WHO declares growing monkeypox outbreak global health emergency

Dive Brief:

  • The World Health Organization on Saturday declared the fast-spreading monkeypox outbreak a global health emergency, strengthening a coordinated international response to slow transmission and protect vulnerable groups.
  • HHS Secretary Xavier Becerra called the WHO’s declaration a “call to action” for the global health community. “We are determined to accelerate our response in the days ahead,” Becerra said of the U.S. effort to make vaccines, testing and treatments available to people in need.
  • A day earlier, the HHS announced it is elevating the Office of the Assistant Secretary for Preparedness and Response from a staff division to a standalone agency within the department, alongside the Centers for Disease Control, Federal Drug Administration, CMS and others, to bolster the country’s ability to mobilize to address current and future health emergencies. The new agency will be named the Administration for Strategic Preparedness and Response.

Dive Insight:

The declaration of a public health emergency of international concern by WHO Director-General Tedros Adhanom Ghebreyesus comes as the monkeypox outbreak has expanded quickly to more than 16,000 cases in 75 countries. Five people have died in the outbreak, he said.

“There is also a clear risk of further international spread,” Ghebreyesus said in explaining his decision to declare the emergency, even though the WHO committee convened to determine whether to classify the outbreak at the agency’s highest alert level had not reached a consensus to do so. The WHO last declared a global health emergency at the start of the COVID-19 pandemic in January 2020. 

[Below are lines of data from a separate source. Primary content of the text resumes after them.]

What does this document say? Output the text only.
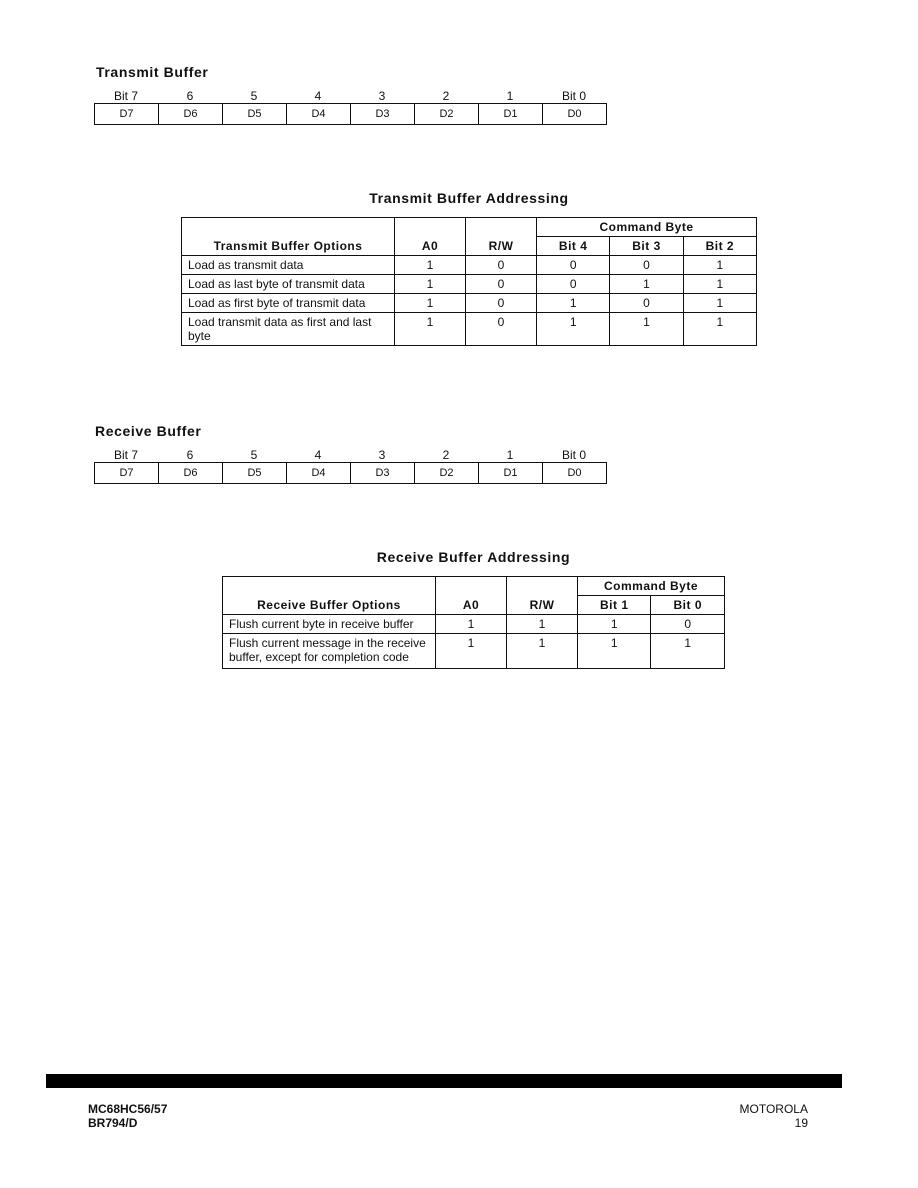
Transmit Buffer
Bit 7	6	5	4	3	2	1	Bit 0
D7	D6	D5	D4	D3	D2	D1	D0
Transmit Buffer Addressing
Transmit Buffer Options	A0	R/W	Command Byte		
			Bit 4	Bit 3	Bit 2
Load as transmit data	1	0	0	0	1
Load as last byte of transmit data	1	0	0	1	1
Load as first byte of transmit data	1	0	1	0	1
Load transmit data as first and last byte	1	0	1	1	1
Receive Buffer
Bit 7	6	5	4	3	2	1	Bit 0
D7	D6	D5	D4	D3	D2	D1	D0
Receive Buffer Addressing
Receive Buffer Options	A0	R/W	Command Byte	
			Bit 1	Bit 0
Flush current byte in receive buffer	1	1	1	0
Flush current message in the receive buffer, except for completion code	1	1	1	1
MC68HC56/57
BR794/D
MOTOROLA
19
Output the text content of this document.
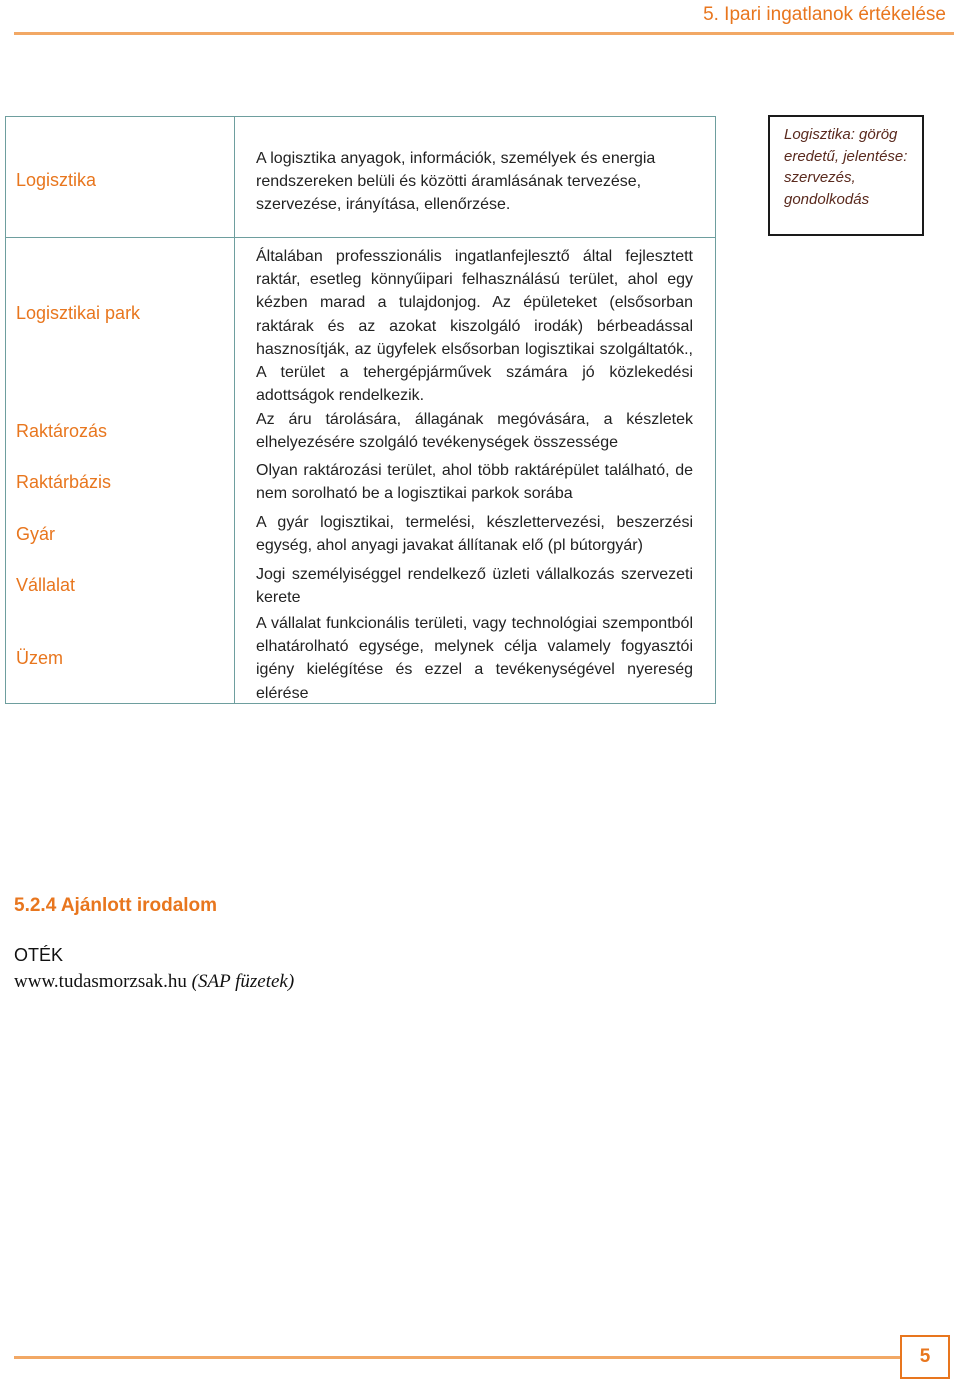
5. Ipari ingatlanok értékelése
Logisztika
A logisztika anyagok, információk, személyek és energia rendszereken belüli és közötti áramlásának tervezése, szervezése, irányítása, ellenőrzése.
Logisztikai park
Általában professzionális ingatlanfejlesztő által fejlesztett raktár, esetleg könnyűipari felhasználású terület, ahol egy kézben marad a tulajdonjog. Az épületeket (elsősorban raktárak és az azokat kiszolgáló irodák) bérbeadással hasznosítják, az ügyfelek elsősorban logisztikai szolgáltatók., A terület a tehergépjárművek számára jó közlekedési adottságok rendelkezik.
Raktározás
Az áru tárolására, állagának megóvására, a készletek elhelyezésére szolgáló tevékenységek összessége
Raktárbázis
Olyan raktározási terület, ahol több raktárépület található, de nem sorolható be a logisztikai parkok sorába
Gyár
A gyár logisztikai, termelési, készlettervezési, beszerzési egység, ahol anyagi javakat állítanak elő (pl bútorgyár)
Vállalat
Jogi személyiséggel rendelkező üzleti vállalkozás szervezeti kerete
Üzem
A vállalat funkcionális területi, vagy technológiai szempontból elhatárolható egysége, melynek célja valamely fogyasztói igény kielégítése és ezzel a tevékenységével nyereség elérése
Logisztika: görög eredetű, jelentése: szervezés, gondolkodás
5.2.4 Ajánlott irodalom
OTÉK
www.tudasmorzsak.hu (SAP füzetek)
5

The U.S. is also considering declaring a public health emergency for monkeypox but has not yet made that decision, Ashish Jha, White House COVID-19 response coordinator, told CBS News on Sunday. Since the first U.S. infection was confirmed on May 18, nearly 2,900 cases of monkeypox have been identified across the U.S., with roughly 1,000 cases added to the count in the past week alone.

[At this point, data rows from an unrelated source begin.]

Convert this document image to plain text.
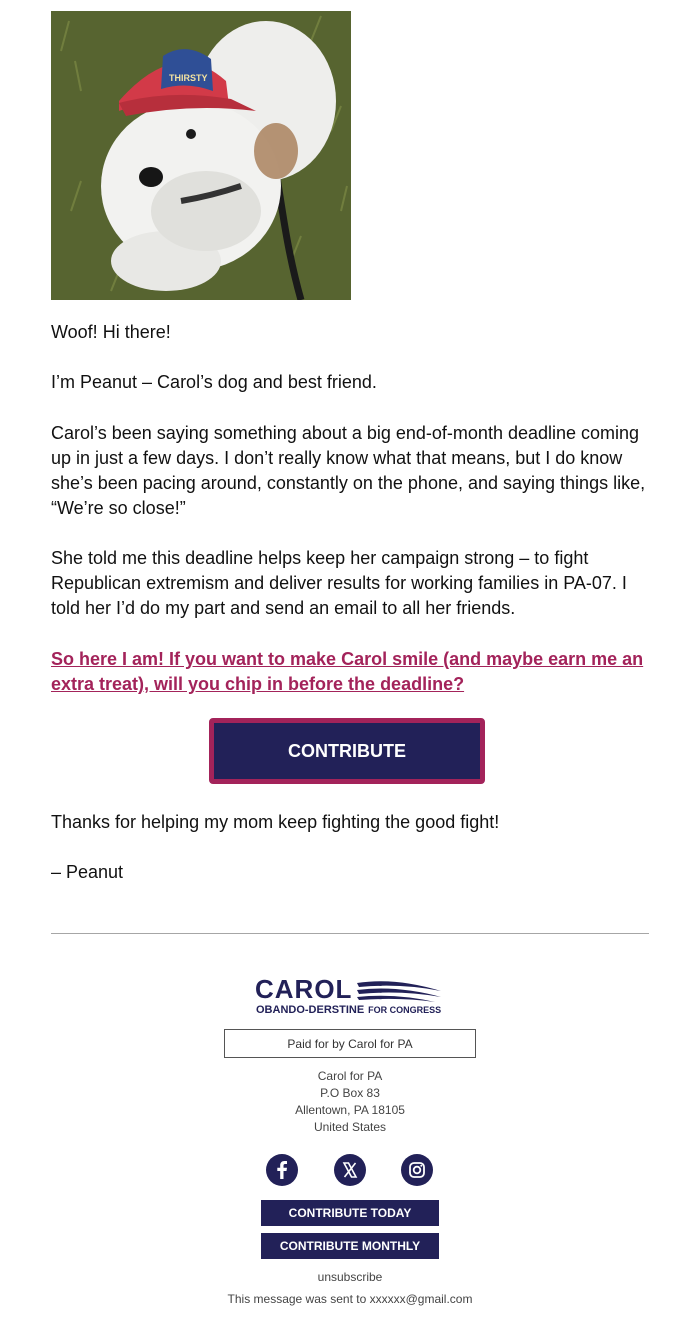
THIRSTY

Woof! Hi there!

I’m Peanut – Carol’s dog and best friend.

Carol’s been saying something about a big end-of-month deadline coming up in just a few days. I don’t really know what that means, but I do know she’s been pacing around, constantly on the phone, and saying things like, “We’re so close!”

She told me this deadline helps keep her campaign strong – to fight Republican extremism and deliver results for working families in PA-07. I told her I’d do my part and send an email to all her friends.

So here I am! If you want to make Carol smile (and maybe earn me an extra treat), will you chip in before the deadline?

CONTRIBUTE

Thanks for helping my mom keep fighting the good fight!

– Peanut

CAROL
OBANDO-DERSTINE FOR CONGRESS
Paid for by Carol for PA
Carol for PA
P.O Box 83
Allentown, PA 18105
United States
CONTRIBUTE TODAY
CONTRIBUTE MONTHLY
unsubscribe
This message was sent to xxxxxx@gmail.com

In Friday press briefing, Jha said more than 300,000 doses of Bavarian Nordic’s Jynneos vaccine for the virus have been shipped to states, cities and other jurisdictions, and another 786,000 doses have been inspected in Denmark and are due to arrive in the U.S. within two weeks. The HHS has said it will have 7 million doses of monkeypox vaccine in U.S. stockpiles by mid-2023.

The CDC confirmed Friday that the virus has been identified for the first time in children in the U.S. — a toddler in California and an infant who is not a U.S. resident — likely the result of household transmission.

The virus, which causes skin lesions and flu-like symptoms, spreads through close contact. U.S. cases have primarily involved men who have sex with men, according to health officials.

Jennifer McQuiston, deputy director of the CDC’s Division of High Consequence Pathogens and Pathology, said during Friday’s briefing that the vast majority of U.S. cases reported have involved male-to-male sexual contact.